You know that thing they do in shit daytime telly where they get hold of a theme and shake it to death like a cat with a sparrow? Like when a retired Sergeant-Major buys a house on Homes Under The Hammer, they’ll ask whether he’ll be marching into a renovation or doing an about-turn on the extension plans? That’s pretty much what Jonathan Mayo is like when he sees something on stage he doesn’t entirely like. About The A-Z of Backpacking: “Personally, I would sincerely recommend that you pack your bags and head for a different comedic destination.” Of Dr Ray Lowry: Funny Bones and Wisdom Teeth: “But though it won’t get your pulse racing, it’s healthy to have a good groan once in a while.”
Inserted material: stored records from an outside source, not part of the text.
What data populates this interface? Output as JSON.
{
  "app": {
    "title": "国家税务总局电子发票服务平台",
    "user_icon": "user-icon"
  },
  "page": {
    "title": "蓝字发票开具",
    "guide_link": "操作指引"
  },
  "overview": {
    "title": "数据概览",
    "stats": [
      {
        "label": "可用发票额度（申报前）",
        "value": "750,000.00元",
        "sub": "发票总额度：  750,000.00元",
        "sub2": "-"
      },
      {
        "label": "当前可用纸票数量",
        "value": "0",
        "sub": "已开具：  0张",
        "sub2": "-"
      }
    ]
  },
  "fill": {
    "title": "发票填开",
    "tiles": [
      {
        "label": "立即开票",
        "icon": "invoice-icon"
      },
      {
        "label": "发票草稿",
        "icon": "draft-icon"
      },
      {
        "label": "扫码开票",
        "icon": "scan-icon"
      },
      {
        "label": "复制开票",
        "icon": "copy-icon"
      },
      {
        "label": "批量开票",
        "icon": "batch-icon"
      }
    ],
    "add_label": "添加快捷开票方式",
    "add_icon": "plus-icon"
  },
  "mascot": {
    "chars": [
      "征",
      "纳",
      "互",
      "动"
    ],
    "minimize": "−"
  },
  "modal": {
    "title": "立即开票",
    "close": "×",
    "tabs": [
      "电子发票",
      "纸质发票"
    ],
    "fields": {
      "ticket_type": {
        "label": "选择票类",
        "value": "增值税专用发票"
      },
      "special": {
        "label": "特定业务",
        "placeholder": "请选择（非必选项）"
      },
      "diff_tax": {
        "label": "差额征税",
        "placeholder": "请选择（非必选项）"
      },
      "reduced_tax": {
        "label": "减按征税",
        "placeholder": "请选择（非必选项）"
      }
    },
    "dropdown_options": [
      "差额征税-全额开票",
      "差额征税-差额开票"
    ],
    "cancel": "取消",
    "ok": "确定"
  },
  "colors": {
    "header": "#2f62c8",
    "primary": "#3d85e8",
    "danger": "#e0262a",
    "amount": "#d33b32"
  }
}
If you do a show about an actual solid thing, you’re asking to be beaten over the head with it with this marque of reviewer. You will feel its solidity between your eyes.
This isn’t the whole story, though. Because, although words may let him down when he doesn’t like something, Mayo passes a lot of benchmark tests for good reviewing in this bear’s book. He gets that Paul Foot is entirely, and only, about a man being silly for a set period of time (5 stars). He entirely understood the tortured genius of Alastair Green’s Jack Spencer (5 stars). And although he is harsh with another tortured genius – Lewis Schaffer – his opinion that the performer “took the easy route” of declaring the gig a failure and deconstructing it instead of trying to save it may, in fact, be something Lewis’s peers have said to him from time to time. Well alright, ALL the time.
Mayo’s stars tend towards fives and twos, with not that much in the middle. And while I don’t always agree with his distribution, it’s harder to disagree with his reasoning. On the whole he’s a reasonable pencil flunkie.